Optimizing PEEK impact strength through multi-objective FDM 3D printing

Authors

  • Chinmaya Padhy Department of Mechanical Engineering, Gandhi Institute of Technology and Management, 500081, Hyderabad, India
  • Suryakumar S. Department of Mechanical and Aerospace Engineering, Indian Institute of Technology, 502284, Hyderabad, India
  • D. Bhattacharjee Department of Operations and Analytics, FLAME University, 412115, Pune, India

DOI:

https://doi.org/10.15282/jmes.17.4.2023.6.0770

Keywords:

Fused Deposition Modelling, Impact strength, Print time, High grade polymer, Composite desirability, Predictive modelling

Abstract

Thermoplastic materials such as Polylactic acid, Acrylonitrile Butadiene Styrene, Polyethylene terephthalate glycol, Nylon, and Thermoplastic polyurethane are favoured in Fused deposition modeling 3D printing due to their cost-effectiveness and versatile properties. However, with the introduction of high grade thermoplastic material poses compatibility challenges with existing machines and processes, impeding widespread adoption in FDM 3D printing. Incorporating new materials into 3D printing requires adjustments to hardware, software, and settings, leading to potential expenses and time investments. Maintaining quality control and consistency becomes complex as each material demands specific parameters and processing conditions. This variability hinders achieving consistent part quality in 3D printing. Moreover, achieving optimal FDM parameters for high-grade polymers (HGPs) like Polyether ether ketone (PEEK) is a challenge due to the distinctive nature of the property, requiring specialized careful considerations during its optimization process. The considerable thermal gradient and heat distribution during printing can lead to residual stresses and deformations, significantly affecting the quality and, in particular, its impact strength. This article optimizes an industry grade 3D printing PEEK based on the limited number of process parameters, namely, build orientation, in-fill density and chamber temperature. Further, the research tries to derive a predictive model for Impact Strength (IS), which is an important consideration for the 3D printed object.

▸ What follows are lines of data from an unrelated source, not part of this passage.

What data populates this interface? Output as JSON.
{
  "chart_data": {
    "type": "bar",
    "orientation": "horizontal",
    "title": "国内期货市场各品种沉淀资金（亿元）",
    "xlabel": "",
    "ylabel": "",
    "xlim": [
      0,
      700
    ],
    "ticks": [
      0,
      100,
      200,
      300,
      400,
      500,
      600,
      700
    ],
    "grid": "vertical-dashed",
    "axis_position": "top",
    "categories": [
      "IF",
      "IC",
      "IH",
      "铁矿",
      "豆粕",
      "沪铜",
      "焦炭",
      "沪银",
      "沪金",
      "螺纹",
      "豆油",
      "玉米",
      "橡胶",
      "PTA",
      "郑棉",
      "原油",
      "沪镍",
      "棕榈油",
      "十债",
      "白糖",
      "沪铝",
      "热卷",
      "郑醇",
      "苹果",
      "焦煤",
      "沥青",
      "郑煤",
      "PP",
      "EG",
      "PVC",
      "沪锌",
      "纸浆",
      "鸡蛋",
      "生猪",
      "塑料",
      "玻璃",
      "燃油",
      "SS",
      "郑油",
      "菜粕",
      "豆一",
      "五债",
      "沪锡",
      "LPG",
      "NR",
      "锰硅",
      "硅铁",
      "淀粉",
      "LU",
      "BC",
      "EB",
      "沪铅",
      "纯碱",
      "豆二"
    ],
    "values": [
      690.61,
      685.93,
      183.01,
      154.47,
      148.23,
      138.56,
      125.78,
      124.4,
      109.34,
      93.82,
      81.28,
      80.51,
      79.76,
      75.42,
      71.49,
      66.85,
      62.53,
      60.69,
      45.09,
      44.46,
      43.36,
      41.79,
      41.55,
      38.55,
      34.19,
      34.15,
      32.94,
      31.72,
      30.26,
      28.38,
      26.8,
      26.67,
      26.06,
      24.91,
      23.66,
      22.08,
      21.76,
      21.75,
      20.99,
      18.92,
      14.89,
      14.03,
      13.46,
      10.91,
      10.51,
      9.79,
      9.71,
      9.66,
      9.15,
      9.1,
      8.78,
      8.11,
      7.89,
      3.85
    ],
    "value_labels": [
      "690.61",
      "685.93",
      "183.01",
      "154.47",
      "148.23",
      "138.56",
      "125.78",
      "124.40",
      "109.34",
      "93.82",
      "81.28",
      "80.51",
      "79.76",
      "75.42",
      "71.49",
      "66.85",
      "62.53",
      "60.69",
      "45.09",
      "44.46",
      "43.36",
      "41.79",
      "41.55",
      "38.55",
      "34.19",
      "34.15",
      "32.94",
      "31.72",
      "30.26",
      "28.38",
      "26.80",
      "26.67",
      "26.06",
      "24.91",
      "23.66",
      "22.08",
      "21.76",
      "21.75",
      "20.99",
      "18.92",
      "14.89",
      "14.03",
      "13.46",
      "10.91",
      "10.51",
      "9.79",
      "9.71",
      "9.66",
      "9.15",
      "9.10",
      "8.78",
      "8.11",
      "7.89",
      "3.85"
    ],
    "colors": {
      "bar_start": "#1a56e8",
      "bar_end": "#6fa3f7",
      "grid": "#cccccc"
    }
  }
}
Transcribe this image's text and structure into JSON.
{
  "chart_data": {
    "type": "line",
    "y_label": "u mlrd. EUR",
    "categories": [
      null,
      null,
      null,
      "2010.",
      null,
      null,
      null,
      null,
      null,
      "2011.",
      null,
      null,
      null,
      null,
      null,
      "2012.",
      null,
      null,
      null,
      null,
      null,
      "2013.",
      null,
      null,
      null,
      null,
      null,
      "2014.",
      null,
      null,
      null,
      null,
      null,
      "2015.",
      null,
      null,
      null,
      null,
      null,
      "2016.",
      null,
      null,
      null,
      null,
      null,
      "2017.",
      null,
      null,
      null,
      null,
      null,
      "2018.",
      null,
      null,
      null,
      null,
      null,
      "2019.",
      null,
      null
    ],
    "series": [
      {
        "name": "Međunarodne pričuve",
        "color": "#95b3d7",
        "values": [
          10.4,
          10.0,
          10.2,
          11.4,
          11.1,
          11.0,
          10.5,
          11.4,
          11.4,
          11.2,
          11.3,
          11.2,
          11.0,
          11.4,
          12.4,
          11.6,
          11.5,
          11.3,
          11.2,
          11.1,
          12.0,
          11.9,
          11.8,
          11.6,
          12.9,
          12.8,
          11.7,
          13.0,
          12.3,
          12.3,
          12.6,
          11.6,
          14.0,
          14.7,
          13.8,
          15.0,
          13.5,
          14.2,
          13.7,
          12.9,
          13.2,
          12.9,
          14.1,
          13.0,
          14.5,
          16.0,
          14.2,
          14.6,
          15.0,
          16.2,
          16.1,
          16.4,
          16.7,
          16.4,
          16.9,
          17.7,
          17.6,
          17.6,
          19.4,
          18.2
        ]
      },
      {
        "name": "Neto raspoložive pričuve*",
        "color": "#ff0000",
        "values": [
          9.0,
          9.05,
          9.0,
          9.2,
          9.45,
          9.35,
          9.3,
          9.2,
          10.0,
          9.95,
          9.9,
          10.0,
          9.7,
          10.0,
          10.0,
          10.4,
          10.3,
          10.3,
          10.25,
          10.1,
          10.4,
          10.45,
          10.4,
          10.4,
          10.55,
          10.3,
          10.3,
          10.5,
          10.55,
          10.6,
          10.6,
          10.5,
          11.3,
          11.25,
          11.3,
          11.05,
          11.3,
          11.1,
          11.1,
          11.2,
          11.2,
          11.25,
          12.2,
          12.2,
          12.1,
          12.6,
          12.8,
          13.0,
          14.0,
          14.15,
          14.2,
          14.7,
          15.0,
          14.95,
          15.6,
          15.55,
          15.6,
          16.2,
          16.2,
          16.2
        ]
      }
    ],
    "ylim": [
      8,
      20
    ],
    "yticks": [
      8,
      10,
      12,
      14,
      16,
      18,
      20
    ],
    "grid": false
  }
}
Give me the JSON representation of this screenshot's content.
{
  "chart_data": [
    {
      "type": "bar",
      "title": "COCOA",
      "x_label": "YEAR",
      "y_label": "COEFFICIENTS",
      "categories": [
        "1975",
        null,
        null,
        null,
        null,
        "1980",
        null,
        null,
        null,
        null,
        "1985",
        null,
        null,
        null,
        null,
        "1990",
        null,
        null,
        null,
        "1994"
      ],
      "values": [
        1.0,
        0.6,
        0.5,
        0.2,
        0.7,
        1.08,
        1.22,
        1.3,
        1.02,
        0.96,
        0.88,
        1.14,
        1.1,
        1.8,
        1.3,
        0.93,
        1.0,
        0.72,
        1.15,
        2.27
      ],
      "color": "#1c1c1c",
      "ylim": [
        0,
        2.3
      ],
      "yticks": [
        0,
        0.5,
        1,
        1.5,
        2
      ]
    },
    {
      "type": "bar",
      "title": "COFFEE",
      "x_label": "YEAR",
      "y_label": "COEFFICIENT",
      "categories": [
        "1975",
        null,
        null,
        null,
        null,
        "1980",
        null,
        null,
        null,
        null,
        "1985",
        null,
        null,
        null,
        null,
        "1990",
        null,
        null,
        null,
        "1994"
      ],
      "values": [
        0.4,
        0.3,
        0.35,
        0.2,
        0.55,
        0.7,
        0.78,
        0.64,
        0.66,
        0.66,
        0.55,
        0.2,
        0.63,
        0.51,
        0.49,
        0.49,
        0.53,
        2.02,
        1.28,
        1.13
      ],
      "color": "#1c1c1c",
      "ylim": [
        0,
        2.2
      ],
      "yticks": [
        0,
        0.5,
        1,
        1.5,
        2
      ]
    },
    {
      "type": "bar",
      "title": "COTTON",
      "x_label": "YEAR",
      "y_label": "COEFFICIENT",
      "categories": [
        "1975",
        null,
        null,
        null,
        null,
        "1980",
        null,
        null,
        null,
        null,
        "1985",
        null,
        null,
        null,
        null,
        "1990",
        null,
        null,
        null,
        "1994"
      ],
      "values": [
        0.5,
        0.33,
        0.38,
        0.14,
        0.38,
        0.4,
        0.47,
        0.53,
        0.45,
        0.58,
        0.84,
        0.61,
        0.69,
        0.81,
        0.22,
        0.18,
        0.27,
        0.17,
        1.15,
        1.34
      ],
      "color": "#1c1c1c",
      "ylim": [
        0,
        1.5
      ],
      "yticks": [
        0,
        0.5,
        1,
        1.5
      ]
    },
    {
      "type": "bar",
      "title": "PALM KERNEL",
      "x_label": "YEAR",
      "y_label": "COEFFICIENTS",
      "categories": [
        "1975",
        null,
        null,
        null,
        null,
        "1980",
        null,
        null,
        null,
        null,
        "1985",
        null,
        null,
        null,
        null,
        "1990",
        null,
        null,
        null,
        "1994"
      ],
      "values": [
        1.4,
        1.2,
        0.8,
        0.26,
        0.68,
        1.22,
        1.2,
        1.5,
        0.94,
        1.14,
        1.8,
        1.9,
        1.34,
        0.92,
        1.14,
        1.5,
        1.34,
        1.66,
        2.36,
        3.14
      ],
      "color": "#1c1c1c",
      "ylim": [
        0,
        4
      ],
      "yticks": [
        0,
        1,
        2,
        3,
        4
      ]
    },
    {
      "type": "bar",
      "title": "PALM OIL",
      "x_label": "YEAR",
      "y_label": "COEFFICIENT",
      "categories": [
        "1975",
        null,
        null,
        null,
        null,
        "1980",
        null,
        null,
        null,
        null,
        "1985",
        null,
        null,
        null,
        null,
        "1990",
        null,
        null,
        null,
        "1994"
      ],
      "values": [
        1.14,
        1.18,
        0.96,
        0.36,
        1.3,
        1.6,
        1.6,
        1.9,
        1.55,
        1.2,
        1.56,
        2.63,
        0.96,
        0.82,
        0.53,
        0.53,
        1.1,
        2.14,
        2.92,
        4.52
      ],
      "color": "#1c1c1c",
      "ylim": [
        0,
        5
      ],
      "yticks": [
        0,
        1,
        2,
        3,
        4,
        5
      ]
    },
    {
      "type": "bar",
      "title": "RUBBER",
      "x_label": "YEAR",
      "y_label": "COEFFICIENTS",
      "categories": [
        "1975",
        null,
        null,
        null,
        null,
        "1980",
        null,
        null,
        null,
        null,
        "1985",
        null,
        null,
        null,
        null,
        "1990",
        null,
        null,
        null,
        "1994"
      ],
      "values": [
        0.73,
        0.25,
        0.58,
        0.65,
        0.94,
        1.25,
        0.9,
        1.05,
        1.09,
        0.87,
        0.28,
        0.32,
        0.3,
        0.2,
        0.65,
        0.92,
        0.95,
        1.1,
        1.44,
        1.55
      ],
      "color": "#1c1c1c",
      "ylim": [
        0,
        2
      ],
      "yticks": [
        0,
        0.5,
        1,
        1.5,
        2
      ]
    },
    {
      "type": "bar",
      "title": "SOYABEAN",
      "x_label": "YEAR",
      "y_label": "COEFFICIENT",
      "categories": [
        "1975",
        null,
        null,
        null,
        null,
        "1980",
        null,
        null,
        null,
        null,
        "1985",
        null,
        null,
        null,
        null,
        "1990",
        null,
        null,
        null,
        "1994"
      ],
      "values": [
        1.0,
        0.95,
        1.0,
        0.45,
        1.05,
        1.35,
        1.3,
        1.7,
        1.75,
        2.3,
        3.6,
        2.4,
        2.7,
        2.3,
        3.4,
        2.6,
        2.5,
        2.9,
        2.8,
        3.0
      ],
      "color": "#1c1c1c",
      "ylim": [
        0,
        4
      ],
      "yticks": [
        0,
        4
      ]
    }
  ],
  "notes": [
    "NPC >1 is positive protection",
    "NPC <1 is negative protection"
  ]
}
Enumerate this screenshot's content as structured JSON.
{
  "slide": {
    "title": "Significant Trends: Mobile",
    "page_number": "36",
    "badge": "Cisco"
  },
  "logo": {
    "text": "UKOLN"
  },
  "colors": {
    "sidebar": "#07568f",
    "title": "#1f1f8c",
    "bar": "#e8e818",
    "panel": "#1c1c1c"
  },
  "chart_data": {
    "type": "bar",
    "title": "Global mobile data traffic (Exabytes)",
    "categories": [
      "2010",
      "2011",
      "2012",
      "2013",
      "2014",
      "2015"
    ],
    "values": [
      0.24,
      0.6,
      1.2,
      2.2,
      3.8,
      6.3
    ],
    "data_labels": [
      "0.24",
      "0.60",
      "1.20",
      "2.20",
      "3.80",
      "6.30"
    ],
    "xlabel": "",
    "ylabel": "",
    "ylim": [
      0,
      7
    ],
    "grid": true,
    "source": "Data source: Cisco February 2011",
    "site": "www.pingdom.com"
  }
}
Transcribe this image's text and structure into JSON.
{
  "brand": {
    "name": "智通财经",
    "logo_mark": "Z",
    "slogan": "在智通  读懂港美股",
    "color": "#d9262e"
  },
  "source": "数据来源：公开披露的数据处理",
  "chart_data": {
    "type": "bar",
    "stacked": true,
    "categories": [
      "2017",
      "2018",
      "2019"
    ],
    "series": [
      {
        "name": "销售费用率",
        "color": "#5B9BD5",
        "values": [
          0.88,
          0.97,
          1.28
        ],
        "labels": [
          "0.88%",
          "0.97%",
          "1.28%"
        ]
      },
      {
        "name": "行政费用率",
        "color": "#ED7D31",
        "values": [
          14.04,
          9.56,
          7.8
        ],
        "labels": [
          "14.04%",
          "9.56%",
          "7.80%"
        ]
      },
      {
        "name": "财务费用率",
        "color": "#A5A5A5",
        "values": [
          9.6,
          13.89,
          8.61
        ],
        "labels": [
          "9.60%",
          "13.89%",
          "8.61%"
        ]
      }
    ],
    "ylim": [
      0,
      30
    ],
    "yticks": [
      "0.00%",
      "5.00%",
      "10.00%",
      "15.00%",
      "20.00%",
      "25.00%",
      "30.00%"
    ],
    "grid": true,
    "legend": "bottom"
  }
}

In this article, along with the Impact Strength, Printing Time and Material Usage are also studied to find empirical evidence of association between these output variables or response variables. The result indicates that there is a positive significant correlation or association between them. When utilizing a specific parameter setup, the resulting IS of 86.5 kJ/m², a print time of 89 minutes, and a material usage of 3.26 grams are achieved. Notably, there is a measurable reduction of 9.18% in printing time and a 11.66% decrease in material usage when the print density is set to 100% to optimize impact strength. This optimization approach proves the use of composite desirability is a better approach where multiple objectives need to be achieved. The proposed regression model predicts the impact strength with coefficient of determination value more than 50%.

References

S. Vyavahare, S. Teraiya, D. Panghal and S. Kumar, “Fused deposition modelling: A review,” Rapid Prototyping Journal, vol. 26, no. 1, pp.176-201, 2020.

L. Sandanamsamy, W. S. W. Harun, I. Ishak, F. R. M. Romlay, K. Kadirgama, D. Ramasamy, S. R. A. Idris and F. Tsumori, “A comprehensive review on fused deposition modelling of polylactic acid,” Progress in Additive Manufacturing, vol. 8, pp. 775-799, 2023.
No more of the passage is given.